Schweitzer Fellow Andrew Soule-Hinds DMD 15: On a Mission to Improve Dental Care for Underserved
Boston University Henry M. Goldman School of Dental Medicine (GSDM) student Andrew Soule-Hinds DMD 15 was chosen in March 2013 for the highly selective Boston Albert Schweitzer Fellowship. He joins the nearly 500 Schweitzer Fellows who have collectively delivered over 90,000 hours of service to communities in and around Boston and Worcester since the program’s founding in 1992. Each Fellow executes a yearlong project that provides service to the local population.
According to the Schweitzer Fellowship website, “the Boston Schweitzer Fellows Program is the oldest of thirteen Schweitzer program sites across the U.S. dedicated to developing a pipeline of emerging professionals who enter the workforce with the skills and commitment necessary to address unmet health needs.”

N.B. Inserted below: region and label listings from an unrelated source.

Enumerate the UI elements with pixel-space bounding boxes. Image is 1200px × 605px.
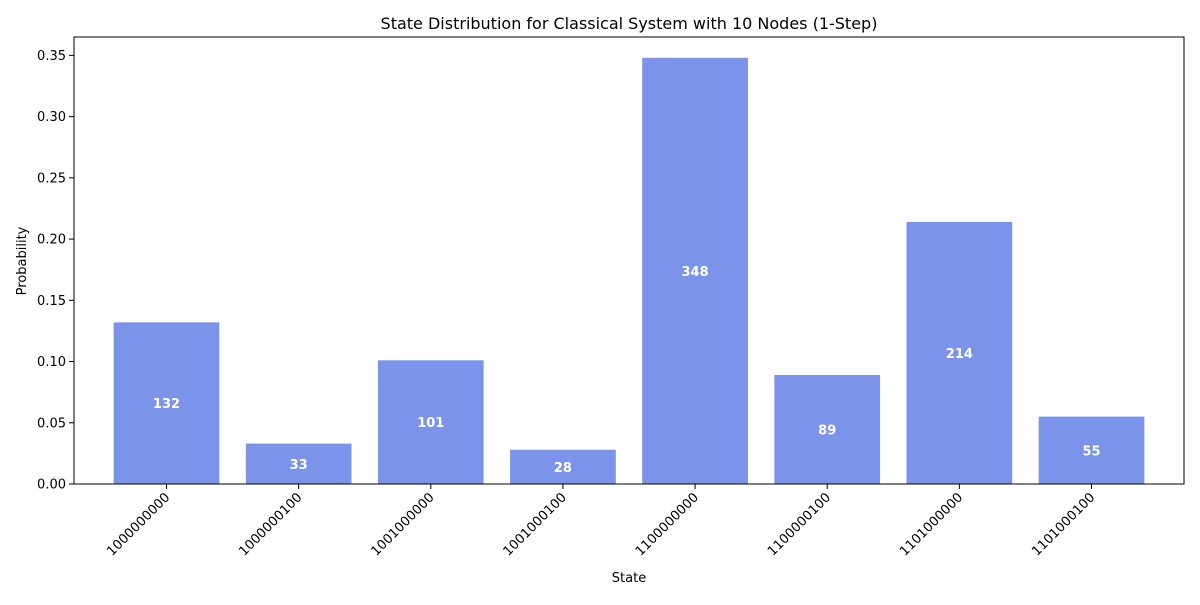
bar	[377, 360, 484, 484]
x-tick-label: 1001000000	[369, 490, 438, 559]
x-tick-label: 1101000100	[1029, 490, 1098, 559]
bar-value-label: 214	[946, 347, 973, 362]
bar-value-label: 132	[153, 397, 180, 412]
x-tick-label: 1001000100	[501, 490, 570, 559]
bar	[113, 322, 220, 484]
bar-value-label: 89	[818, 424, 836, 439]
bar	[906, 221, 1013, 485]
bar-value-label: 33	[290, 458, 308, 473]
y-tick-label: 0.35	[37, 49, 66, 64]
bar	[1038, 416, 1145, 484]
y-tick-label: 0.25	[37, 171, 66, 186]
y-tick-label: 0.30	[37, 110, 66, 125]
y-tick-label: 0.10	[37, 355, 66, 370]
bar	[774, 375, 881, 484]
x-tick-label: 1100000100	[765, 490, 834, 559]
chart-title: State Distribution for Classical System …	[381, 14, 878, 33]
x-tick-label: 1101000000	[897, 490, 966, 559]
y-tick-label: 0.00	[37, 478, 66, 493]
y-tick-label: 0.15	[37, 294, 66, 309]
bar-value-label: 348	[681, 265, 708, 280]
plot-frame	[73, 36, 1185, 485]
x-axis-label: State	[612, 571, 646, 586]
bar	[642, 57, 748, 484]
plot-area: 132 33 101 28 348 89 214 55 0.00 0.05 0.10 0.15 0.20…	[37, 36, 1185, 559]
bar-value-label: 28	[554, 461, 572, 476]
bar-value-label: 101	[417, 416, 444, 431]
bar	[510, 449, 616, 484]
x-tick-label: 1000000100	[236, 490, 305, 559]
bar-value-label: 55	[1082, 444, 1100, 459]
y-tick-label: 0.05	[37, 416, 66, 431]
bar	[245, 443, 352, 484]
y-axis-label: Probability	[15, 226, 30, 295]
x-tick-label: 1100000000	[633, 490, 702, 559]
x-tick-label: 1000000000	[104, 490, 173, 559]
y-tick-label: 0.20	[37, 233, 66, 248]
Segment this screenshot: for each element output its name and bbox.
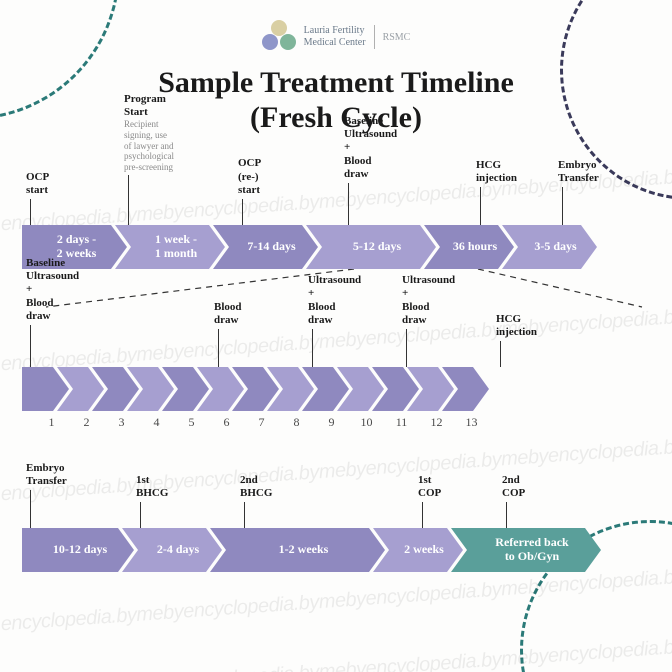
logo-text: Lauria Fertility Medical Center (304, 25, 375, 49)
day-numbers: 12345678910111213 (22, 415, 650, 430)
timeline-segment: Referred back to Ob/Gyn (451, 528, 601, 572)
timeline-segment: 1 week - 1 month (115, 225, 225, 269)
logo-icon (262, 20, 296, 54)
day-number: 13 (448, 415, 495, 430)
logo-line1: Lauria Fertility (304, 25, 366, 37)
timeline-segment: 7-14 days (213, 225, 318, 269)
logo-line2: Medical Center (304, 37, 366, 49)
timeline: OCP startProgram StartRecipient signing,… (0, 135, 672, 608)
timeline-segment: 5-12 days (306, 225, 436, 269)
timeline-segment: 3-5 days (502, 225, 597, 269)
timeline-row-3: Embryo Transfer1st BHCG2nd BHCG1st COP2n… (22, 456, 650, 572)
timeline-segment: 36 hours (424, 225, 514, 269)
timeline-segment: 10-12 days (22, 528, 134, 572)
timeline-row-1: OCP startProgram StartRecipient signing,… (22, 153, 650, 269)
timeline-segment: 2-4 days (122, 528, 222, 572)
timeline-segment: 2 weeks (373, 528, 463, 572)
timeline-row-2: Baseline Ultrasound + Blood drawBlood dr… (22, 295, 650, 430)
logo-tag: RSMC (383, 32, 411, 43)
timeline-segment: 1-2 weeks (210, 528, 385, 572)
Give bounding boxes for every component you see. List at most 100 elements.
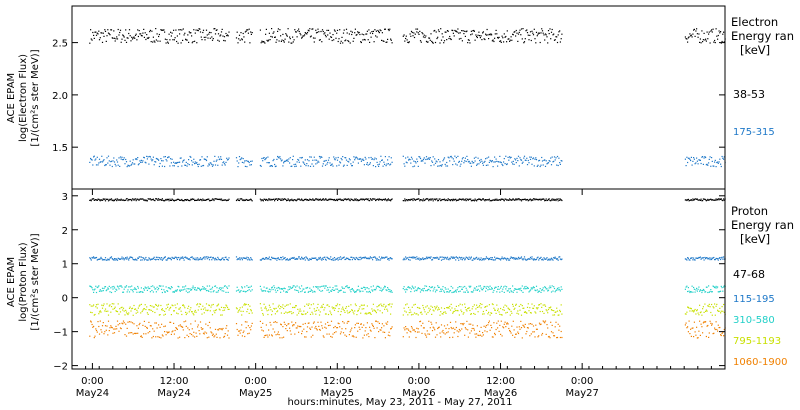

According to Associate Dean for Global and Population Health Dr. Michelle Henshaw, “The Henry M. Goldman School of Dental Medicine, in collaboration with Boston University’s School of Medicine, School of Public Health, and Sargent College, sponsored Boston University’s membership in the Schweitzer Fellowship Program’s Consortium of Universities. The fellowship provides talented students from diverse health professions the opportunity to become leaders in service by learning from nationally recognized experts and from each other. By entering into the consortium, the University has ensured that the four remarkable Schweitzer Fellows from Boston University will have a structured venue to share their knowledge, skills, and expertise with each other and the opportunity to jointly design and implement an outreach project for an underserved community in Boston.”
Dr. Henshaw continues, “Past fellows have had a tremendous impact on the health and quality of life of the communities they served and report that the fellowship was one of the most meaningful experiences of their education. I predict that this year’s Interprofessional collaboration will have a synergistic effect, enhancing the experience for the students and the positive impact on the community. I can’t wait to see what Andrew and his peers accomplish during their fellowship year.”
This is the second year in a row that a GSDM student has chosen to dedicate their service to the community under a Schweitzer Fellowship. As a 2012–13 Schweitzer Fellow, Dhara Shah DMD 13 has been working on a mission to establish a sustainable and duplicable dental program with Harbor Area Early Childhood Center.
The target population for Soule-Hinds’s project is survivors of human trafficking living in the greater Boston area, typically women in their twenties. These survivors usually have had little or no health care while being trafficked, including oral health care. Soule-Hinds discusses his choice of this topic, “Not even a month ago I was unaware that human trafficking was something that existed in my area. Knowing that such a horrific problem exists, and knowing that it exists in our own neighborhood was a harsh realization for me. As I learn more about the problem, and what can be done to help, I look forward to sharing what I have learned with others.”
A significant part of Soule-Hinds’s project is dedicated to learning more about the needs of human trafficking survivors, especially gaining specialized sensitivity training to understand how to customize a treatment environment for people who have endured this specific type of trauma. He will be working with the non-profit organization Amirah, dedicated to providing “whole person aftercare for survivors of commercial exploitation.” His goal is to add oral health care to the health services offered by Amirah.
The execution of Soule-Hinds’s project will entail coordinating oral health care for the human trafficking survivors. These appointments will take place in a customized environment where the survivors will be treated by GSDM practitioners who have undergone sensitivity training. The long-term goal is to establish a working relationship with Amirah so that GSDM can continue to help survivors of trafficking.
Soule-Hinds first became aware of populations underserved in medical and oral health care as he grew up in rural Maine. Though he didn’t know what form it would take, he knew that he wanted to bring oral health care to people who would otherwise not be able to obtain it. Soule-Hinds explains, “At the end of the fellowship I will have created a successful project linking an under-served population with the oral health care that it needs. In doing so I hope to have developed the organizational and leadership skills required to coordinate other multidisciplinary health projects in the future. I feel that giving back to others is one of the best ways I can appreciate opportunities that have been given to me.”
Dean Jeffrey W. Hutter adds, “Congratulations to Andrew on becoming a Schweitzer Fellow. His plan to provide oral health care to an underserved population exemplifies the mission of the Henry M. Goldman School of Dental Medicine to promote excellence in community service and to improve the overall health of the global population.”
Submitted by Mary Becotte, GSDM Communications.